Seville, like Granada, has a history inextricable entwined with the Reconquista. He, like many other tour guides, emphasized this was a phrase later applied to the 700 year conquest of Spain by the Christians from the Muslims. He, unlike most tour guides, noted there might be some bias, in even calling it a Reconquista, as if Spain was always meant to be Christian.
Here is a fairly recent construction, early 20th century, that was built to really show off the Arabic influences in architecture, of interesting note is how vibrant the colours are. Red and yellow for Spain, green for Andalusia. Interestingly, in Alhambra, green is also used to represent the faith of Islam. (early 20th century is also when the OLDEST buildings in Vancouver are built.)The streets are teeming with pedestrians, this area of Seville is clearly foot traffic only. We are close to the Processions, a religious celebration when Jesus of Nazareth returns to Jerusalem, and ends in Palm Sunday. The procession being very popular in Seville, being more of a celebration than the dour, serious religious event it can be (for certain, there are certain participants who do take it with a certain amount of rectitude, but I think many participate it in it as more of a cultural, than a religious event).

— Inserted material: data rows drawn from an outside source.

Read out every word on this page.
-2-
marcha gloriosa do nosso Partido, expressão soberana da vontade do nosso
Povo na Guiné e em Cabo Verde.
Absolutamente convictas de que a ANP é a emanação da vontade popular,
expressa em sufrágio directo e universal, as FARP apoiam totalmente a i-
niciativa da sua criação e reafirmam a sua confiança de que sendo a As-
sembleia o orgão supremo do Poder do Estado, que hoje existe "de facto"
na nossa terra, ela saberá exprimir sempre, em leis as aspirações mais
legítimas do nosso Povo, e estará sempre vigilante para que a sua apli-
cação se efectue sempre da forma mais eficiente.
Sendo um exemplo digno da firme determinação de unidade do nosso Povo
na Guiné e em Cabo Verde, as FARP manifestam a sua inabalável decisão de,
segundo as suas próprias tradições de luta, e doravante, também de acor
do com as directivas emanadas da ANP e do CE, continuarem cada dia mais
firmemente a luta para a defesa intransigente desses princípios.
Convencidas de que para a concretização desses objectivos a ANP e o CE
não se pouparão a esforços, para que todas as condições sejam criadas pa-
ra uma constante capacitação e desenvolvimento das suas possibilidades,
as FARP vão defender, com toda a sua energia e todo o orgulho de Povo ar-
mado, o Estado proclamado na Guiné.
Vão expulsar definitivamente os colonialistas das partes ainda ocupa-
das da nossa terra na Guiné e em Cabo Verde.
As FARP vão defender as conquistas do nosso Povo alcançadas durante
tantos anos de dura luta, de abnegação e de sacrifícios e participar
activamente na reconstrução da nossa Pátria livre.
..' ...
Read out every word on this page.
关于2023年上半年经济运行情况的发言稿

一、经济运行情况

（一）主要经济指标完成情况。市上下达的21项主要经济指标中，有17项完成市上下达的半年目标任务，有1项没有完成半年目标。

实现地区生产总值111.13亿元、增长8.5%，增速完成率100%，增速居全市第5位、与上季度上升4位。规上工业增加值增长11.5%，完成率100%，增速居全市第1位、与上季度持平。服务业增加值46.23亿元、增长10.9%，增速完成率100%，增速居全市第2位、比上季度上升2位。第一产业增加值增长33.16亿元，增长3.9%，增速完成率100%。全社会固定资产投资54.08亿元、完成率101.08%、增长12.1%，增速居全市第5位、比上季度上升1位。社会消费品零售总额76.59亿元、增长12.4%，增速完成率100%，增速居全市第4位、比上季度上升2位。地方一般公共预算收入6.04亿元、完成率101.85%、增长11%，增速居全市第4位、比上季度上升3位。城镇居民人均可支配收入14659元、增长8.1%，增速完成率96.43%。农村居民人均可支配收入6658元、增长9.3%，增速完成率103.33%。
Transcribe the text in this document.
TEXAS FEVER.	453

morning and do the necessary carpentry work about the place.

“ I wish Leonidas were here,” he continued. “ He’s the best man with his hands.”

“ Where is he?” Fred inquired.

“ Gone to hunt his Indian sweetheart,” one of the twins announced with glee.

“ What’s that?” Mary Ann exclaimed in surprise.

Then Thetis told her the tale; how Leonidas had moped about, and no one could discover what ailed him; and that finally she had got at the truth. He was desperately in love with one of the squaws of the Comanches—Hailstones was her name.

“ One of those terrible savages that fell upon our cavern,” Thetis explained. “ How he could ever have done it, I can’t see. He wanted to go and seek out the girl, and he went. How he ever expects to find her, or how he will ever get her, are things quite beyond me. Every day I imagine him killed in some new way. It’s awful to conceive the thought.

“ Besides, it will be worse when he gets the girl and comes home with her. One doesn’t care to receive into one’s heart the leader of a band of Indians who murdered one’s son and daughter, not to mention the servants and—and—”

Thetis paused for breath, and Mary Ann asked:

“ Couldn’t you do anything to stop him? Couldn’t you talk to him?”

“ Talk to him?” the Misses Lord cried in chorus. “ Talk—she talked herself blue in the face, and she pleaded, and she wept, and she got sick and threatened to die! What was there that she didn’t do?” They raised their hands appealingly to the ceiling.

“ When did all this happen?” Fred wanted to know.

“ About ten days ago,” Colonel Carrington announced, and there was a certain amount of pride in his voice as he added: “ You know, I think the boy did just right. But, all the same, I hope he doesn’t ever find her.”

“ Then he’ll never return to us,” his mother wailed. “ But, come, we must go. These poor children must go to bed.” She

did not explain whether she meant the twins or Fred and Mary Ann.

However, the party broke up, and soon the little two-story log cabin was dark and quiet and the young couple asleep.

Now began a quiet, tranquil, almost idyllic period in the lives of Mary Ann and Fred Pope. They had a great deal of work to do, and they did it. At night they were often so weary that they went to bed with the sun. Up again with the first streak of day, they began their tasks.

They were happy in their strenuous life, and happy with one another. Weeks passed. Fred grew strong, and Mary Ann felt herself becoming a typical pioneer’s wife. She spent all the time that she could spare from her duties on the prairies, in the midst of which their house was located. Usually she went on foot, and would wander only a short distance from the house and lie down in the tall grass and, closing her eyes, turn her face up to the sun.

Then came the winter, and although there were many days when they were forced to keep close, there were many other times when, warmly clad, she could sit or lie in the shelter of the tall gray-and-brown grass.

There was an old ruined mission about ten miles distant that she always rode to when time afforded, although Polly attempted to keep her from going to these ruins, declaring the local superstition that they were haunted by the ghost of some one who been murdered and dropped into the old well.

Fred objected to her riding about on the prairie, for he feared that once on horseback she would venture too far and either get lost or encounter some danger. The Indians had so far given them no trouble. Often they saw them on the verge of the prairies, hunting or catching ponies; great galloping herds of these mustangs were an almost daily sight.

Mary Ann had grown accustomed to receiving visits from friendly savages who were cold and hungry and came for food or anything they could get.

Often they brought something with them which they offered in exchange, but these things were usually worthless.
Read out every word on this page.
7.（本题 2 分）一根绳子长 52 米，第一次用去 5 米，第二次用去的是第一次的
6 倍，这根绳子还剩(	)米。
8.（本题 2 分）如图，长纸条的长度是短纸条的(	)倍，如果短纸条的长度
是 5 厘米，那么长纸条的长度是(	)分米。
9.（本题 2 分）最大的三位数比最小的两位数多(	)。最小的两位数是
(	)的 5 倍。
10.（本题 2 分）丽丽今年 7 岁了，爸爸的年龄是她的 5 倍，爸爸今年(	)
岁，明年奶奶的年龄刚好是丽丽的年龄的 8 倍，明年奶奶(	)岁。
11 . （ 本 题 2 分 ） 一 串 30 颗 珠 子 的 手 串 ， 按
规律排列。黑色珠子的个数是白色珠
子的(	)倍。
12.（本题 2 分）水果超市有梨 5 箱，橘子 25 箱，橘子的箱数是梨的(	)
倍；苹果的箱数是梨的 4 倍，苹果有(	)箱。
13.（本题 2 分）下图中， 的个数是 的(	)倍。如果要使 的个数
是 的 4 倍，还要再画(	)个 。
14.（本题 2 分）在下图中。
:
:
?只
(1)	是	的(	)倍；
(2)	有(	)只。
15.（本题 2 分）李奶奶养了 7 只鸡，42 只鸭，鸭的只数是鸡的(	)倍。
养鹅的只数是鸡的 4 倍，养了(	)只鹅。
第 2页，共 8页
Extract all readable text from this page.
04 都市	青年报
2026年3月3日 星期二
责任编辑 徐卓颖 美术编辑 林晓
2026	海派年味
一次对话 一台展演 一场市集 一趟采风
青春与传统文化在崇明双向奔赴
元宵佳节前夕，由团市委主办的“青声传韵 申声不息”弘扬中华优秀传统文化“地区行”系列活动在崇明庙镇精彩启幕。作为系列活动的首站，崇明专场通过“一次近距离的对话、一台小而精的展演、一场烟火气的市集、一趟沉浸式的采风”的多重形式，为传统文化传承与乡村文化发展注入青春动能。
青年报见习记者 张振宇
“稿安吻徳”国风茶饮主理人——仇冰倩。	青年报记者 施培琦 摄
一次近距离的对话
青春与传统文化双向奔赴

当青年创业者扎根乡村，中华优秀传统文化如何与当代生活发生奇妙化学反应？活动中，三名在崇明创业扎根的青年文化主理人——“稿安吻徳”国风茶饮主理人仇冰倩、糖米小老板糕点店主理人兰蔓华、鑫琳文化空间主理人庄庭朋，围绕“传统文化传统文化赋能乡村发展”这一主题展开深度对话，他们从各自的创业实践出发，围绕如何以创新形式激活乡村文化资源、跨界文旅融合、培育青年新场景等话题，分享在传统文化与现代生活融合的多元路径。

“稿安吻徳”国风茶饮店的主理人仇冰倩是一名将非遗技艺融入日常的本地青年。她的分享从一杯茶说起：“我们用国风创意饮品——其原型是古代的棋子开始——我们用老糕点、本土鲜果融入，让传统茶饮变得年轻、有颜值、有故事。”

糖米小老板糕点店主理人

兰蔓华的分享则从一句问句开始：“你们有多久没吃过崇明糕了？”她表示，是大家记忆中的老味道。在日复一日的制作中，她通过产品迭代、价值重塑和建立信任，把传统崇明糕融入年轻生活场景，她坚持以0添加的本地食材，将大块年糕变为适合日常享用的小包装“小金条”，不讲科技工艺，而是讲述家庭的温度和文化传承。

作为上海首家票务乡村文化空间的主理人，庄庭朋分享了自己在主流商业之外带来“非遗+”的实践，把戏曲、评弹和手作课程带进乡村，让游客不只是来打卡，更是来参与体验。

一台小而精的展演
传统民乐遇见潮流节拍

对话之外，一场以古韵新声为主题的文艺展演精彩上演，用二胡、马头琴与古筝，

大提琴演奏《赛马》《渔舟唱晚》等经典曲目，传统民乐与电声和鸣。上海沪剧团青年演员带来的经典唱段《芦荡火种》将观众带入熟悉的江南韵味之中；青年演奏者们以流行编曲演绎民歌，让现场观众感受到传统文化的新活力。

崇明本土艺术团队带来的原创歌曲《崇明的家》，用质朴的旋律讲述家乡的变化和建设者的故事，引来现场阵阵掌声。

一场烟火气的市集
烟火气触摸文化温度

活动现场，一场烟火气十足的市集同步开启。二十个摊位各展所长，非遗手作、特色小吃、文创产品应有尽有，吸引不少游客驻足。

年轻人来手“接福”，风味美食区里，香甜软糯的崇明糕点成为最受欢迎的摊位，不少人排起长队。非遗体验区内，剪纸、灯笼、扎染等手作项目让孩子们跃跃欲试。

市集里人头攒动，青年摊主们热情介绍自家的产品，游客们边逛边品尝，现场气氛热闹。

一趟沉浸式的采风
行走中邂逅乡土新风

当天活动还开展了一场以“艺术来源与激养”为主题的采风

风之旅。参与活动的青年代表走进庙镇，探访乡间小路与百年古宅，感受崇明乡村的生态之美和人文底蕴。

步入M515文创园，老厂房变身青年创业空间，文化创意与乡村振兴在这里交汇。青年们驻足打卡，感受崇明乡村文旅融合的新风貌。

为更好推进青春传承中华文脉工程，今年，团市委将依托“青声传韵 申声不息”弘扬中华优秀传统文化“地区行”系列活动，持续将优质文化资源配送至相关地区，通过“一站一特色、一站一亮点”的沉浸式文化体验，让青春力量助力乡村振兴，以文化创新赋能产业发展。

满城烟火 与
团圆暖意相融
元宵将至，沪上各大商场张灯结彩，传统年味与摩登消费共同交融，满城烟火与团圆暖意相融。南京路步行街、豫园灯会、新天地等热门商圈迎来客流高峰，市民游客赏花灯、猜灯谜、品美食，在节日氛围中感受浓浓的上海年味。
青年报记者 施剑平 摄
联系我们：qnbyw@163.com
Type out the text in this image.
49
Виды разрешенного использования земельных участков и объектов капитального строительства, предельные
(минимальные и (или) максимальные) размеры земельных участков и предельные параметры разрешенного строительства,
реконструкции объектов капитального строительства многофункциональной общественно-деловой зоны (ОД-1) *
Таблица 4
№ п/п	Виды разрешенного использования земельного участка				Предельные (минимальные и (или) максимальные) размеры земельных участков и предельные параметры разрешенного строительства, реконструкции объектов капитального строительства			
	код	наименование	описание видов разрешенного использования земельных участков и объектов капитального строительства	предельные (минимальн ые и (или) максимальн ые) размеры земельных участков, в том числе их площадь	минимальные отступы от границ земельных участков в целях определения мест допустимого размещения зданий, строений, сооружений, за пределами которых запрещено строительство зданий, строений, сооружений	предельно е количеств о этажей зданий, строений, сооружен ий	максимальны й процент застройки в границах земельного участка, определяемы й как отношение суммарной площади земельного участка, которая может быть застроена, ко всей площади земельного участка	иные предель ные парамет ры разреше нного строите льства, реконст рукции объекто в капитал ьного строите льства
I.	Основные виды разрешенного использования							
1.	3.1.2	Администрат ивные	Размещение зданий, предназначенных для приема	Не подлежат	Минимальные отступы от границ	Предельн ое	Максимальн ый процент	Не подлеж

Some of the penitents wear uniforms that look suspiciously like the KKK uniforms, albeit all in black. The background of this (yes, more shiny tidbits of info from Nico): folks who had done wrong were dressed in this, and humiliated (think dunce caps). Doing wrong could be many things, some were lead to more severe punishment, some were thought to have repented enough and started their life anew. But wrong could be (as Spain's history is rife with Islamophobia and antisemitism) just being the wrong religion. The KKK wear as a call back to the antisemitism. Nativism and xenophobia stretching across countries and time and cultures, everyone.
get the hint and not bring their business so close to the church.
So this was the illegitimate son of Columbus, Hernando Colon. He bought all things made from the printing press, thousands and thousands, 20,000, all told. Indexed cross referenced by KEY WORD (this is in the 1500's), and by author, and subject. It was an impressive achievement and a precursor to search engines hundreds of years later. But, as all amazing accomplishments that are passed down, this one, after Colon died, was squandered and forgotten. It finally made it into the hands of the church, and over hundreds of years became a sort of personal library to the clergy there. Who, as people do, borrowed some, let other people borrow them, yadda yadda and now there is only 5 000. But, what a story, what vision. And a story I think only Nico would tell. Fantastic.
I supressed the urge to ask if the source code for the software that now controls the bells is available to read. Do I still wonder about it? Yes. Might I be googling about that right now? Maaybe.
Speaking of amazing constructions that ceiling problem at the hostel ended up being a full on leak. We got an UPGRADE. To.. the exact same type of room two floors up. It didn't quite smell like a break room for bookies in the 1950's Brooklyn, the A/C didn't need a hefty dose of imagination to have any effect, but we could still hear every conversation, sneeze and loud whisper from the street below. I have no idea who or what this hostel was constructed for, but surely not sleeping.
I bet you Nico has a great story about it.